31/03/2016

Rosário Breve n.º 450 - in O RIBATEJO de 31 de Março de 2016 - www.oribatejo.pt

De arte bela (ou Duarte Belo)

Quando lhe apetece, a vida terrena (que outra não há, haverá?) ainda é o melhor sítio onde se pode estar. Às 15h17m da terça-feira, tal evidência abraça-me como um soldado de regresso à metrópole sem ferimentos coloniais.
Fisicamente longe embora eu, um livro ilustrado ribatejana-me o instante solar. (Dir-vos-ei futuramente, com mais fôlego e mais demora, outras graças virtuosas de tal obra, que se chama Portugal / O Sabor da Terra – Um Retrato Histórico e Geográfico por Regiões e é de tríplice autoria: do historiador José Mattoso, da geógrafa Suzanne Daveau – viúva do grande geógrafo português Orlando Ribeiro – e do fotógrafo/arquitecto Duarte Belo.)
Assim é pois que desfilam, ante o meu nariz fumador & metediço & mui dado a mostardas, formosíssimos postais completamente portugueses de Arriba-Tejo que o olhar do tal Duarte Belo gerou: as construções paliçadas do Patacão (Alpiarça); Vale de Cavalos (Chamusca) com sua cheia de 12 de Janeiro de 1996; a majestade filosófica do Palácio dos duques do Cadaval (em Muge, Salvaterra de Magos); a solidão talvez feliz de Nossa Senhora de Alcamé, na lezíria de Vila Franca de Xira; a torrejana antiguidade romana da Villa Cardílio; o sal geométrico da riomaiorense Fonte da Bica; São Ruy Belo da Ribeira, perdão!, São João da dita, na perpétua & castreja infância do Poeta que demasiado cedo se despediu da terra da alegria, Rio Maior também; do grande Alexandre Herculano, Vale de Lobos (Azóia de Baixo); a renda cimalha eternamente feminina & petreamente perfeita do tomarense Convento de Cristo; e, para já como para sempre, esse Poema mineral sem par no mundo chamado Castelo de Almourol, que Gualdim Pais, edificador militar da memória, por assim dizer escreveu.
Como a tarde que a ela preside, esta crónica (de)corre bem.
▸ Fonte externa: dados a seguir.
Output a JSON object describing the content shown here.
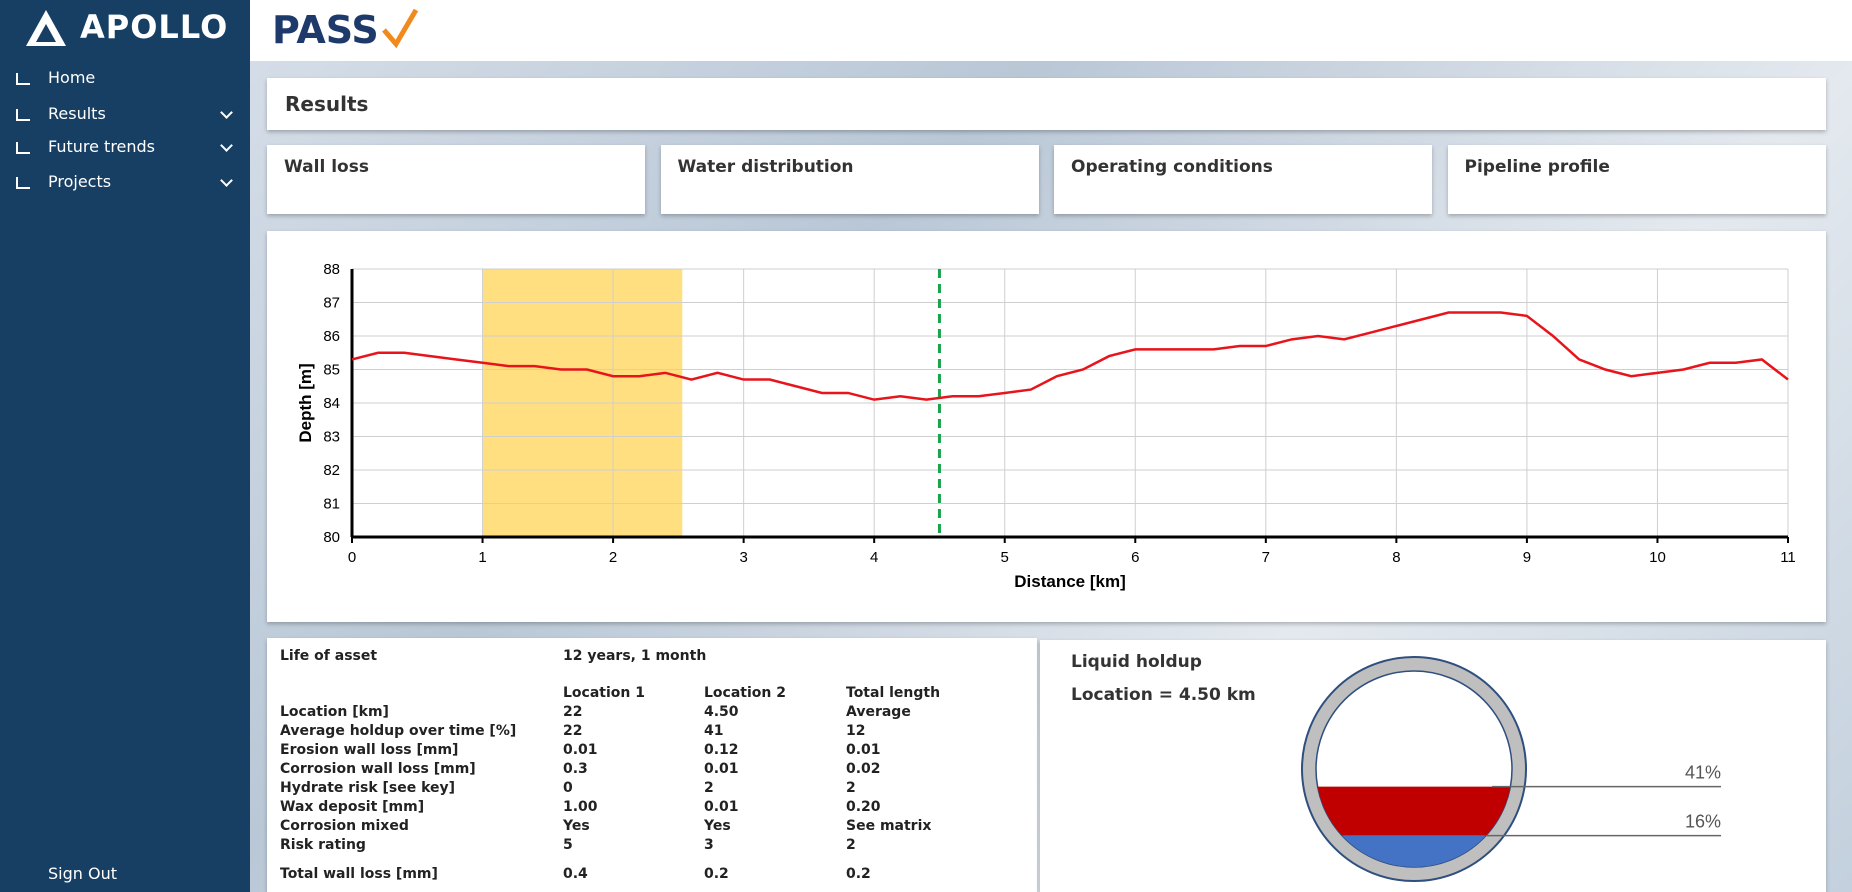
{
  "sidebar": {
    "brand": "APOLLO",
    "nav": [
      "Home",
      "Results",
      "Future trends",
      "Projects"
    ],
    "sign_out": "Sign Out"
  },
  "header": {
    "logo": "PASS"
  },
  "results_title": "Results",
  "tabs": [
    "Wall loss",
    "Water distribution",
    "Operating conditions",
    "Pipeline profile"
  ],
  "chart_data": {
    "type": "line",
    "xlabel": "Distance [km]",
    "ylabel": "Depth [m]",
    "color": "#e8141b",
    "grid": true,
    "x": [
      0,
      0.2,
      0.4,
      0.6,
      0.8,
      1.0,
      1.2,
      1.4,
      1.6,
      1.8,
      2.0,
      2.2,
      2.4,
      2.6,
      2.8,
      3.0,
      3.2,
      3.4,
      3.6,
      3.8,
      4.0,
      4.2,
      4.4,
      4.6,
      4.8,
      5.0,
      5.2,
      5.4,
      5.6,
      5.8,
      6.0,
      6.2,
      6.4,
      6.6,
      6.8,
      7.0,
      7.2,
      7.4,
      7.6,
      7.8,
      8.0,
      8.2,
      8.4,
      8.6,
      8.8,
      9.0,
      9.2,
      9.4,
      9.6,
      9.8,
      10.0,
      10.2,
      10.4,
      10.6,
      10.8,
      11.0
    ],
    "values": [
      85.3,
      85.5,
      85.5,
      85.4,
      85.3,
      85.2,
      85.1,
      85.1,
      85.0,
      85.0,
      84.8,
      84.8,
      84.9,
      84.7,
      84.9,
      84.7,
      84.7,
      84.5,
      84.3,
      84.3,
      84.1,
      84.2,
      84.1,
      84.2,
      84.2,
      84.3,
      84.4,
      84.8,
      85.0,
      85.4,
      85.6,
      85.6,
      85.6,
      85.6,
      85.7,
      85.7,
      85.9,
      86.0,
      85.9,
      86.1,
      86.3,
      86.5,
      86.7,
      86.7,
      86.7,
      86.6,
      86.0,
      85.3,
      85.0,
      84.8,
      84.9,
      85.0,
      85.2,
      85.2,
      85.3,
      84.7
    ],
    "xlim": [
      0,
      11
    ],
    "ylim": [
      80,
      88
    ],
    "xticks": [
      0,
      1,
      2,
      3,
      4,
      5,
      6,
      7,
      8,
      9,
      10,
      11
    ],
    "yticks": [
      80,
      81,
      82,
      83,
      84,
      85,
      86,
      87,
      88
    ],
    "highlight": [
      1,
      2.53
    ],
    "highlight_color": "#ffdf80",
    "marker_x": 4.5,
    "marker_color": "#1aa34a"
  },
  "summary": {
    "life_label": "Life of asset",
    "life_value": "12 years, 1 month",
    "columns": [
      "Location 1",
      "Location 2",
      "Total length"
    ],
    "rows": [
      [
        "Location [km]",
        "22",
        "4.50",
        "Average"
      ],
      [
        "Average holdup over time [%]",
        "22",
        "41",
        "12"
      ],
      [
        "Erosion wall loss [mm]",
        "0.01",
        "0.12",
        "0.01"
      ],
      [
        "Corrosion wall loss [mm]",
        "0.3",
        "0.01",
        "0.02"
      ],
      [
        "Hydrate risk [see key]",
        "0",
        "2",
        "2"
      ],
      [
        "Wax deposit [mm]",
        "1.00",
        "0.01",
        "0.20"
      ],
      [
        "Corrosion mixed",
        "Yes",
        "Yes",
        "See matrix"
      ],
      [
        "Risk rating",
        "5",
        "3",
        "2"
      ]
    ],
    "total": [
      "Total wall loss [mm]",
      "0.4",
      "0.2",
      "0.2"
    ]
  },
  "holdup": {
    "title": "Liquid holdup",
    "location": "Location = 4.50 km",
    "values": [
      41,
      16
    ],
    "value_labels": [
      "41%",
      "16%"
    ],
    "colors": [
      "#c00000",
      "#4472c4"
    ]
  }
}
A pele é grata à luz morna, esta luz fixada ao chão pela estacaria do arvoredo. Levíssima brisa despenteia & repenteia a flora chã: chã como a vida terrena, terrena como a vida chã. (Eu sei que onde escrevo não é Ribatejo – mas é, de tão doce, como se fosse.)
Um momento, por favor: telefonam-me. Atendo.
– Daniel?
– Viva! Com quem falo?
– Falas sozinho como o doidinho…
Desligo.
Não concordo: há 450 semanas, contando com esta, que não é solilóquio o que nesta página hebdomadária me acontece. É muita semana. Quási-quase nove anos. Há vinte, no remo(r)to Outono de 1996, estive em trabalho de repórter na Vossa (mas minha também) Scalabis de tão bom arejo. Entrevistei na ocasião um primo do gigante Bernardo Santareno. (Nota curiosa só para Vós todos/as: a minha coluna chama-se Rosário Breve porque Bernardo era António & porque Santareno era Martinho do… Rosário.) Isso passou, como tudo passa, a começar e a acabar pela vida mesma.
O que não passa – é este inesperado amor meu à Casa & à Causa ribatejanas. Não as do folclore marialva, atenção! Não as da suposta festa dita brava, atenção! Sim as das pessoas civicamente oxigenadas com que me tem sido dado o subido privilégio de t(r)ocar dois dedos de testa & quatro de conversa. Sim as daquele dia em que fui com o por estes dias aniversariante Zé Freitas, esse grande (em todos os aspectos, até no calçado) fotógrafo de aves (raras) & febril activista da jihad Sportinguista, a comer o fino sável frigido & enxuto, a serpentina enguia, a nobre posta de carnação vermelha.
Dão ora as dezasseis horas mais dois minutos. (Quem dará a hora? Quem no-la tirará? Não sei. Não sei. Sei tão-só que a recebo. Que ribaterrenajanamente a recebo – e a agradeço.)
O telefone, outra vez. Antes de atender, pergunto-me em voz alta (sois Vós os ouvidos) se será Gualdim Santareno ou Bernardo, o do Rosário, Pais.
Ou se, com alguma boa-sorte, é Duarte, segundo-filho de São João da Ribeira, perdão!, de São Ruy Belo da dita.